Phase 3 Trial in the Works

Results showed that the LDX 50-mg and LDX 70-mg groups had significant decreases in number of binge days per week (-4.2 and -4.1, respectively) compared with the placebo group (-3.1; both comparisons, P < .001).

The LDX 30-mg group had a decrease of 3.6 days, but this was not deemed statistically significant.

Episodes of binge eating per week were also significantly decreased for the LDX 50-mg and LDX 70-mg groups (-5.1 and -5.0, respectively) vs the placebo group (-3.9; both comparisons, P < .001). Again, although those receiving 30 mg of LDX showed a decrease in episodes (-4.6), it was not significant.

All 3 LDX groups showed significant score differences in the TFEQ subscale factors of cognitive restraint, disinhibition, and hunger (P < .034 for all) and in the BES (P < .035 for all).

These findings suggest that "multiple behavioral, affective, and attitudinal components of binge-eating behavior and patients' subjective experience of BED were positively affected with treatment," write the researchers.

"Decreases in BES total scores indicate reduced severity of binge-eating behavior in LDX groups [and] higher TFEQ cognitive restraint and lower disinhibition and hunger subscores suggest broad changes in pathological eating behavior."

Mean weight reductions from baseline to end of treatment for the LDX 30-, 50-, and 70-mg groups were -7.3, -10.9, and -11 pounds, respectively, vs 0 pounds for the placebo group.

For all LDX groups, 82.4% reported AEs (of which 1.5% were serious) vs 57.6% of the placebo group. AEs reported by at least 10% of the LDX groups included decreased appetite, dry mouth, headache, and insomnia.

"Small mean increases in systolic blood pressure and pulse were observed with LDX at week 11," report the investigators.

Dr. McElroy reported that a phase 3 trial assessing LDX for this disorder is currently being conducted.

Dramatic Reductions

"I think this is an interesting study. Its strengths are that it's large and looked at a population that very much needs some assistance," Evelyn Attia, MD, director of the Center for Eating Disorders at New York–Presbyterian Hospital, told Medscape Medical News.

Dr. Evelyn Attia

"In a way, it's a study with not very surprising results. The medication they examined is in the amphetamine family, and these medications are known to decrease appetite. But this study demonstrated across a large sample that this medication was both safe and effective at some of the higher doses," said Dr. Attia, who was not involved with this research.

She noted that it is important to keep in mind that many agents are helpful at decreasing frequency of binge eating, including placebo.

"In this study, the low dose of the medication functioned similarly to placebo. But at the higher doses, there really were very dramatic reductions in the frequency of binge episodes. And that is worthy of some additional attention," she said.

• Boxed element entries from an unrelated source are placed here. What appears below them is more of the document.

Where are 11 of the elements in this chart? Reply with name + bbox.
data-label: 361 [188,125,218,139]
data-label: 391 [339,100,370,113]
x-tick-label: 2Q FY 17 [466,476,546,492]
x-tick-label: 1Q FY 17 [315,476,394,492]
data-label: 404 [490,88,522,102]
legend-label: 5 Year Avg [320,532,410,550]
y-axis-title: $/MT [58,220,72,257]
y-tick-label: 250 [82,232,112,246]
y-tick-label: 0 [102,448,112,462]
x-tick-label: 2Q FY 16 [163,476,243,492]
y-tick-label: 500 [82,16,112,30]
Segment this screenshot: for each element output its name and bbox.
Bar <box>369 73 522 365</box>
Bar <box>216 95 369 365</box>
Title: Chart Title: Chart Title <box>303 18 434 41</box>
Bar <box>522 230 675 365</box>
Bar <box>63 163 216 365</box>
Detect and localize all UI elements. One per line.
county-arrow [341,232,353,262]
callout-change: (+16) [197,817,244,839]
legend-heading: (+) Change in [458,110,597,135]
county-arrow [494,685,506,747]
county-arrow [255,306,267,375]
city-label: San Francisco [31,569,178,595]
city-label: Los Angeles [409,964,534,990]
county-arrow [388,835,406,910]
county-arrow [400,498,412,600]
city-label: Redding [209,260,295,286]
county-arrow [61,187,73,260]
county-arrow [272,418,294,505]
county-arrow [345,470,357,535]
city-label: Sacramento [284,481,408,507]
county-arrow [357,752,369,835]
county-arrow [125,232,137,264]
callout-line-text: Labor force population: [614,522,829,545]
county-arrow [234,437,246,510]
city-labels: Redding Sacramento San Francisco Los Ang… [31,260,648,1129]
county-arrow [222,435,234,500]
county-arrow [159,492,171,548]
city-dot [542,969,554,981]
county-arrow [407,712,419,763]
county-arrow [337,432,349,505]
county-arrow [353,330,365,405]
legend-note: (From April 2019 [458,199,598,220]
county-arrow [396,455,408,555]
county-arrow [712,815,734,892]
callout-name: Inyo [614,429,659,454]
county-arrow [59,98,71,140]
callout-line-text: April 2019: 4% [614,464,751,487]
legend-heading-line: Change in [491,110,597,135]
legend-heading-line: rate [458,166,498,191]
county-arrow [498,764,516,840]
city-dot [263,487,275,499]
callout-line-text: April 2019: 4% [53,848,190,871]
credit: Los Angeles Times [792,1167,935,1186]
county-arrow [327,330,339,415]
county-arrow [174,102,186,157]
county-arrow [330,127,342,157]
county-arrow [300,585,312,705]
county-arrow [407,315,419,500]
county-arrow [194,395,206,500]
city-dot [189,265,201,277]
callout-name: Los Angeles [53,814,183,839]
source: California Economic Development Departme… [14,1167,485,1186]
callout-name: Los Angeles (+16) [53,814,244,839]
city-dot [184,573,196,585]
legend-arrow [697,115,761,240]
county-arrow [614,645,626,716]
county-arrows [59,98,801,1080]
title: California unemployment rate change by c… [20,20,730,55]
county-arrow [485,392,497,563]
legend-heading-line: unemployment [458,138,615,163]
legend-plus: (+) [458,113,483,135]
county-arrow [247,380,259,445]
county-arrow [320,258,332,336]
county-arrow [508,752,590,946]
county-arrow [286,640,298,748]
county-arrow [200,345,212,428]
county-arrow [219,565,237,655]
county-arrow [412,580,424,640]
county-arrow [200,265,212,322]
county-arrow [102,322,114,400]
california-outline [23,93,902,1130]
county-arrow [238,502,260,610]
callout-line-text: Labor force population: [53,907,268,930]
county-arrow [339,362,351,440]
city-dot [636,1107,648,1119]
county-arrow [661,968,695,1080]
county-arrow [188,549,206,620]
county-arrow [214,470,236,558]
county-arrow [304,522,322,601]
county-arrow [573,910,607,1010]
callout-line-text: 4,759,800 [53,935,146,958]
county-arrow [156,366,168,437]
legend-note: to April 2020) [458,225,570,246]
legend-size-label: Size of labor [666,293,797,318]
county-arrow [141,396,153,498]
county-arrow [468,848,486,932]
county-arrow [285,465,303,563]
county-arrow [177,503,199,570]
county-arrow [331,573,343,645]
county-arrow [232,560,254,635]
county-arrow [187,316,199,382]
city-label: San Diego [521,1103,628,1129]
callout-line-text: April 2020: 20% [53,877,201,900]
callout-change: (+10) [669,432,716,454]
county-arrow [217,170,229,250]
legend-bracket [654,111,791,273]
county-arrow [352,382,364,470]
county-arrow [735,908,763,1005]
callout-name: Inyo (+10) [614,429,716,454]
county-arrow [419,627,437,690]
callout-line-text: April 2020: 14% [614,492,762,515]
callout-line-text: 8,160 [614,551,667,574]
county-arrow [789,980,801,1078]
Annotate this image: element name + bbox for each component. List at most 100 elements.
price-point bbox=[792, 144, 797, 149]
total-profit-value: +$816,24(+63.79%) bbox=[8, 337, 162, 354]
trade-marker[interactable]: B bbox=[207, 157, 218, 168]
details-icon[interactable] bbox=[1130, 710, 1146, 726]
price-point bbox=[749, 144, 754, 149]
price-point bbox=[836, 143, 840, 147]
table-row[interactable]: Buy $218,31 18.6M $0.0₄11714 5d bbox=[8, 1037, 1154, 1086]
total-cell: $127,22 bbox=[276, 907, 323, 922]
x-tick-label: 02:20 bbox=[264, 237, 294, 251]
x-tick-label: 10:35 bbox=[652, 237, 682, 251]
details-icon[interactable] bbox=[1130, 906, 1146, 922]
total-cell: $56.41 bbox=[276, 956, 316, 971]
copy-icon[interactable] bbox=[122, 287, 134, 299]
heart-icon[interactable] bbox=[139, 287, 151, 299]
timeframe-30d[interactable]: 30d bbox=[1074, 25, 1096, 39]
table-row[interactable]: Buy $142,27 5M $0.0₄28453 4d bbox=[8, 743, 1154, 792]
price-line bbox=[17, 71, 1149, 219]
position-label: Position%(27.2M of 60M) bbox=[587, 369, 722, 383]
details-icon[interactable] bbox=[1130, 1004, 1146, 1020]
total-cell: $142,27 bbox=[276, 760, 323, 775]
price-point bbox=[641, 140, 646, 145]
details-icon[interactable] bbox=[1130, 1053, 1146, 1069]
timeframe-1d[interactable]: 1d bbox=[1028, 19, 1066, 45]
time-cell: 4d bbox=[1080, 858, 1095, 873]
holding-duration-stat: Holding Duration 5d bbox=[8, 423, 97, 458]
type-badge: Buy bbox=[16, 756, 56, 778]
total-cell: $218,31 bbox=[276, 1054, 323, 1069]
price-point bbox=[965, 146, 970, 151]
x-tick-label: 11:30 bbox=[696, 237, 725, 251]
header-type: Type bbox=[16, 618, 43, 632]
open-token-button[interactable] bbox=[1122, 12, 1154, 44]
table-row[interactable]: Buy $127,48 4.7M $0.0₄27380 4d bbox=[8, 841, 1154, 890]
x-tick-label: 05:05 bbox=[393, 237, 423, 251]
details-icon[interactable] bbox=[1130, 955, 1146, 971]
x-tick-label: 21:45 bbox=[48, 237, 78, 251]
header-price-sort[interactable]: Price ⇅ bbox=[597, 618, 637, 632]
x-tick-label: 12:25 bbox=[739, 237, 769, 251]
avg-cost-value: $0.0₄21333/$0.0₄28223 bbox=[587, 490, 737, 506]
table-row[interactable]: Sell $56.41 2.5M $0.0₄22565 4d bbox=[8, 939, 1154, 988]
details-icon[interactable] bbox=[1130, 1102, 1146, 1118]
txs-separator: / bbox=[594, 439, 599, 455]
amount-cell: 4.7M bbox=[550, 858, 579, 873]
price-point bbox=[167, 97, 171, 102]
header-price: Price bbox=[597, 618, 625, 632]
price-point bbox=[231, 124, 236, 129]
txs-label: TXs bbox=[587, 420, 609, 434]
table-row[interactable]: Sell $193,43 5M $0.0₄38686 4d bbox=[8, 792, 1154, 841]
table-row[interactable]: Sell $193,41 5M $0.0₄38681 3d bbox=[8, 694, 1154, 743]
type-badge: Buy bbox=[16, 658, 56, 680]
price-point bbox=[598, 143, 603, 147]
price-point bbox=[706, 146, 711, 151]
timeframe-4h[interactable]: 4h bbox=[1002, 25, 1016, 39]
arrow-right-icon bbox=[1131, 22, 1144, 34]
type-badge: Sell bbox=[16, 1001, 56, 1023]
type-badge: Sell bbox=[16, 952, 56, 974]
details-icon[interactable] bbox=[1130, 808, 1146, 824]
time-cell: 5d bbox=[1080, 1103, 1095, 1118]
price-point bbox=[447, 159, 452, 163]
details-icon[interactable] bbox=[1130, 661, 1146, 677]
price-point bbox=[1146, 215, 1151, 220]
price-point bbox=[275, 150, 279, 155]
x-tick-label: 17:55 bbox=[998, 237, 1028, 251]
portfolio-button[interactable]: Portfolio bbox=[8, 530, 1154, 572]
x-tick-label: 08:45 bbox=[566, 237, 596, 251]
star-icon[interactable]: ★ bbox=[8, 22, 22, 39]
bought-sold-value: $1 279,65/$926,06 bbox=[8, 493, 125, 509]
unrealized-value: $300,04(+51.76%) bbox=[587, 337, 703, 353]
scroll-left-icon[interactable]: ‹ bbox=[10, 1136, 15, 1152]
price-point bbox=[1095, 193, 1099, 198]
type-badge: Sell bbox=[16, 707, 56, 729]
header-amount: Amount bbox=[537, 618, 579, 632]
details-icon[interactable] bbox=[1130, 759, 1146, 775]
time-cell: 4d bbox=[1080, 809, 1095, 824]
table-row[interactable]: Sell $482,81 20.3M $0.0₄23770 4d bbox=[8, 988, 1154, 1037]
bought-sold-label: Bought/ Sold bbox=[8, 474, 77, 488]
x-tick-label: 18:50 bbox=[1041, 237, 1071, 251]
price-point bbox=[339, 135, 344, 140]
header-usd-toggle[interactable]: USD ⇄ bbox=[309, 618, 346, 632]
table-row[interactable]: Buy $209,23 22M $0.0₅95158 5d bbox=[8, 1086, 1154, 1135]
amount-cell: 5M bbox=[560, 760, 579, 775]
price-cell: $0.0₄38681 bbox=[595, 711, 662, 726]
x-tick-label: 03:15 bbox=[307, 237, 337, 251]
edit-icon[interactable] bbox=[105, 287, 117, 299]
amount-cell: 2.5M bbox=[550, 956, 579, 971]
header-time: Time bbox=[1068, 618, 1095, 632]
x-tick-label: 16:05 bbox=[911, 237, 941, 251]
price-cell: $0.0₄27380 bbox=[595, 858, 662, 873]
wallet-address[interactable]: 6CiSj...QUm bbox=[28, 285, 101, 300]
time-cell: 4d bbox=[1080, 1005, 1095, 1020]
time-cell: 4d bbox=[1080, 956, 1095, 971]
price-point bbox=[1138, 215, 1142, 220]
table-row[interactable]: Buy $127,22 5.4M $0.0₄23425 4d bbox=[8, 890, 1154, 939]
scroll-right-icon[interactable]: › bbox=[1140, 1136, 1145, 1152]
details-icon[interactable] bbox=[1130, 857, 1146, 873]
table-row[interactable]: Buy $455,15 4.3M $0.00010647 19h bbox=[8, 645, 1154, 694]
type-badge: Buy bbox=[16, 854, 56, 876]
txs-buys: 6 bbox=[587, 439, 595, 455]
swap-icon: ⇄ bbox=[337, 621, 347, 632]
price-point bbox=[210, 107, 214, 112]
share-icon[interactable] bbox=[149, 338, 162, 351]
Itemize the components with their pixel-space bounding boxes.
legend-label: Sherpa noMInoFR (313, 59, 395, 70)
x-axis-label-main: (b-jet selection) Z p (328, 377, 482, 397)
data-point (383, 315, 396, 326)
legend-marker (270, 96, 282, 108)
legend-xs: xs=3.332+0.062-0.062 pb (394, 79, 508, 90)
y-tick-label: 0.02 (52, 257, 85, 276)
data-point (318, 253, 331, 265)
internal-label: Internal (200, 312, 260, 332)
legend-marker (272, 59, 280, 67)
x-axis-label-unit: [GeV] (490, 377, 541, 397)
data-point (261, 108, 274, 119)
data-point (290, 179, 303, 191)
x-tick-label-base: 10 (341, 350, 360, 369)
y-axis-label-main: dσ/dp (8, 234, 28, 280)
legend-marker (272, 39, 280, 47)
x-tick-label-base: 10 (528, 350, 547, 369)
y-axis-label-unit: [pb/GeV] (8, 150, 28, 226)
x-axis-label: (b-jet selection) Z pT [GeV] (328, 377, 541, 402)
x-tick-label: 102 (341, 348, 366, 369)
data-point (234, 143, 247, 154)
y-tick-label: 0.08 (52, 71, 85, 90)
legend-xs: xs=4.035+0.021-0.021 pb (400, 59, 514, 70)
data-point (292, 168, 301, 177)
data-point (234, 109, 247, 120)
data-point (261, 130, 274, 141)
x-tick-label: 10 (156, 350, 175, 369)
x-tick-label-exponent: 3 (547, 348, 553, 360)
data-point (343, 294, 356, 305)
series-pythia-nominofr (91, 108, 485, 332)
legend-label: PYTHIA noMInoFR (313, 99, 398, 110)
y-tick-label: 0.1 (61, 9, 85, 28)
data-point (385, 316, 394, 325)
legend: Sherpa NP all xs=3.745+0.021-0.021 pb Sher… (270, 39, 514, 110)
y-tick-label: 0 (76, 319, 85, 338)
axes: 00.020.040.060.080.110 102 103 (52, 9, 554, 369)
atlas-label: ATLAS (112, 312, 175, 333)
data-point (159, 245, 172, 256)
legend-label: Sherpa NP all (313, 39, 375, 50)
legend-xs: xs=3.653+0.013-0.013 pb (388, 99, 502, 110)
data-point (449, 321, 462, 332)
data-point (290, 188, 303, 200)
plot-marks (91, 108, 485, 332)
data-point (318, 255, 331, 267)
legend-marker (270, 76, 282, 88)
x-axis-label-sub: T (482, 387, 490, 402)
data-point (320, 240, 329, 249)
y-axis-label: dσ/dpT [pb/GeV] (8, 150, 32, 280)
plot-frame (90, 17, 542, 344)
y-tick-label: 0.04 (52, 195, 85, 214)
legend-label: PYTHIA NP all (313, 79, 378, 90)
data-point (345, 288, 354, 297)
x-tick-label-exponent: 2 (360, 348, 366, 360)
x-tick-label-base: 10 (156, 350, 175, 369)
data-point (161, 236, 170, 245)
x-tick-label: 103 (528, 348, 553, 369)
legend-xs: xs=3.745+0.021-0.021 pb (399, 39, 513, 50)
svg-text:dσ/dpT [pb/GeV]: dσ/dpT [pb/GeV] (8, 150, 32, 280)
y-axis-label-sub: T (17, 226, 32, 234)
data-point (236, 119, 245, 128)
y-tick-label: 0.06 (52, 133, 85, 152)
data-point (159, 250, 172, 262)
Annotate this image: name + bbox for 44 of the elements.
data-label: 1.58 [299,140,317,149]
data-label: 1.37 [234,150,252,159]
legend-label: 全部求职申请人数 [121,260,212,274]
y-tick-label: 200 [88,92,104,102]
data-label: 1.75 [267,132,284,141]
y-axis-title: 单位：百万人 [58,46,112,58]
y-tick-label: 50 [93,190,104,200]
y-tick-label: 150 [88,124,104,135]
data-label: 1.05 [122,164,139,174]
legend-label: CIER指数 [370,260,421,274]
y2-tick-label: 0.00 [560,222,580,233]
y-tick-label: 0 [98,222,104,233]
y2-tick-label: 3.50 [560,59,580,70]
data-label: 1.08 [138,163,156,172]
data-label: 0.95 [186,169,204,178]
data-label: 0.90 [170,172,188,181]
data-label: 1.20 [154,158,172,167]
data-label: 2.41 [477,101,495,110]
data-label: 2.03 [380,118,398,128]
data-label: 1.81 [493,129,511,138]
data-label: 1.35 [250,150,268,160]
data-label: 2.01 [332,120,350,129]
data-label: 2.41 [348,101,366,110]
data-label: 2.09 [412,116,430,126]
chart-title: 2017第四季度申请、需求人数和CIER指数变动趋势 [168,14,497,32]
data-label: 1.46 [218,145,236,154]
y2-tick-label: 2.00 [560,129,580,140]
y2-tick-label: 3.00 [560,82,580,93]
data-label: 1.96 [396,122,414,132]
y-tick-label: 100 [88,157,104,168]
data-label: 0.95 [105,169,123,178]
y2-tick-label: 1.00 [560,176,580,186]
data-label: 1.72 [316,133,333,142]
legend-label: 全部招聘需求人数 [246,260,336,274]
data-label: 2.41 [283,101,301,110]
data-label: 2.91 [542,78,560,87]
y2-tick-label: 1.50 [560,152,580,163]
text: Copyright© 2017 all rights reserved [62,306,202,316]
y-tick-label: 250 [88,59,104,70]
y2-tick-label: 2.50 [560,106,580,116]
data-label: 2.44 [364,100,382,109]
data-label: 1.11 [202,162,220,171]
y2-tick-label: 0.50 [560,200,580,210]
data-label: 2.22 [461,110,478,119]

Dr. Attia, who was a member of the eating disorders workgroup for the recently published Diagnostic and Statistical Manual of Mental Disorders, Fifth Edition (DSM-5), added that it is important that these patients receive help and that more studies are needed to examine various interventions.

"This condition received a lot of attention when it sat in the back of the book in the DSM-IV. This is a significant group of individuals who are quite dramatically affected by their eating disturbances and is not simply just a group that overeats from time to time," she said.

"They find themselves in a very out-of-control place when it comes to eating more than what is expected for the given situation. They also have many co-occurring psychiatric symptoms, and the idea that there is relief in the form of this medication, or any other, is quite hopeful for a group that has waited a long time to be formally recognized as needing our help."

The study was funded by Shire Development LLC. Dr. Attia reports no relevant financial relationships.

The American Psychiatric Association's 2013 Annual Meeting. Abstract NR4-25. Presented May 19, 2013.